You can import any HuggingFace-compatible model:

```python
from nemo_platform.types.files import HuggingfaceStorageConfigParam

# Create FileSet from HuggingFace
fileset = client.files.filesets.create(
    workspace="default",
    name="my-custom-model",
    storage=HuggingfaceStorageConfigParam(
        type="huggingface",
        repo_id="organization/model-name",
        repo_type="model",
        token_secret="my-hf-token",
    ),
)

# Create Model Entity
model = client.models.create(
    workspace="default", name="my-custom-model", fileset="default/my-custom-model"
)
```

For detailed guidance, see [Import HuggingFace Model](/documentation/customizer-reference/tutorials/import-hugging-face-models).

***

## Next Steps

Now that you understand how Model Entities and Adapters work, you're ready to proceed:

Learn how to prepare your data for fine-tuning.

Create a parameter-efficient LoRA adapter.

Use full supervised fine-tuning for maximum performance.
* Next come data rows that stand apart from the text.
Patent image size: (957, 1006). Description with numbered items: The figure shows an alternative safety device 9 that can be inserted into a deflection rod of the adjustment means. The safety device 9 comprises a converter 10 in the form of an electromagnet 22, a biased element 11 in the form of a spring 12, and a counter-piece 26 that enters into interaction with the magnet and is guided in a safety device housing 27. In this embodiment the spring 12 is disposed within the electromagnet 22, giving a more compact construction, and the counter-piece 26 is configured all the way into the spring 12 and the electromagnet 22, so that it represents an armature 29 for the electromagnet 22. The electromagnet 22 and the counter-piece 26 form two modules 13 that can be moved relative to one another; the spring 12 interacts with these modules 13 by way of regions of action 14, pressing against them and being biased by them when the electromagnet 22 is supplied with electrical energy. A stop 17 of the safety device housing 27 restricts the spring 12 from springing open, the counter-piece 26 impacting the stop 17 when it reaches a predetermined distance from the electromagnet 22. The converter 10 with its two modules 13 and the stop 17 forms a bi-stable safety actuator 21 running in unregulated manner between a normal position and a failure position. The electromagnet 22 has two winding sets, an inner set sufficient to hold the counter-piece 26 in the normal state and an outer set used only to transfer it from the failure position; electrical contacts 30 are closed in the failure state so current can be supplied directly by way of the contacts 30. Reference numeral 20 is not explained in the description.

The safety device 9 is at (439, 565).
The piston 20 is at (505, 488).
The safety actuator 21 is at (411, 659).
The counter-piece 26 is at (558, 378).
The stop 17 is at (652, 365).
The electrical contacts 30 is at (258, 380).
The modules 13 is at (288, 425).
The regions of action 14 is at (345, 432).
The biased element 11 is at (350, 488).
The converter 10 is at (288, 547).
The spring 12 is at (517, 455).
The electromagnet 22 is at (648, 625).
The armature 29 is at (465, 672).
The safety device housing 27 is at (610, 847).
Import and fine-tune private HuggingFace models.

***

## Key Takeaways

✅ **Model Entities** contain model metadata and point to FileSet with checkpoint files
✅ **Adapters** (LoRA) are attached to Model Entities, not stored separately
✅ **FileSet** is where actual model/adapter files are stored
✅ **LoRA training** creates an adapter on the parent Model Entity
✅ **Full SFT training** creates a new Model Entity with full weights
✅ **Adapters are enabled by default** and automatically loaded by NIMs serving the base model
✅ **GPU requirements** vary significantly between LoRA and full fine-tuning
✅ **Custom HuggingFace models** can be imported via FileSet + Model Entity

### Quick Reference Commands

```python
# List all Model Entities
models = client.models.list(workspace="default")

# Get a specific Model Entity with adapters
model = client.models.retrieve(workspace="default", name="llama-3-2-1b")

# Create a customization job
job = client.customization.jobs.create(
    workspace="default",
    name="my-job",
    spec={
        "model": "default/llama-3-2-1b",
        "dataset": "fileset://default/my-dataset",
        "training": {"type": "sft", "peft": {"type": "lora"}},
    },
)

# Add an adapter to a model
client.models.create_adapter(
    model_name="llama-3-2-1b",
    workspace="default",
    name="my-adapter",
    fileset="default/adapter-weights",
    finetuning_type="lora",
)
```

You now have the foundation to make informed decisions about your fine-tuning projects!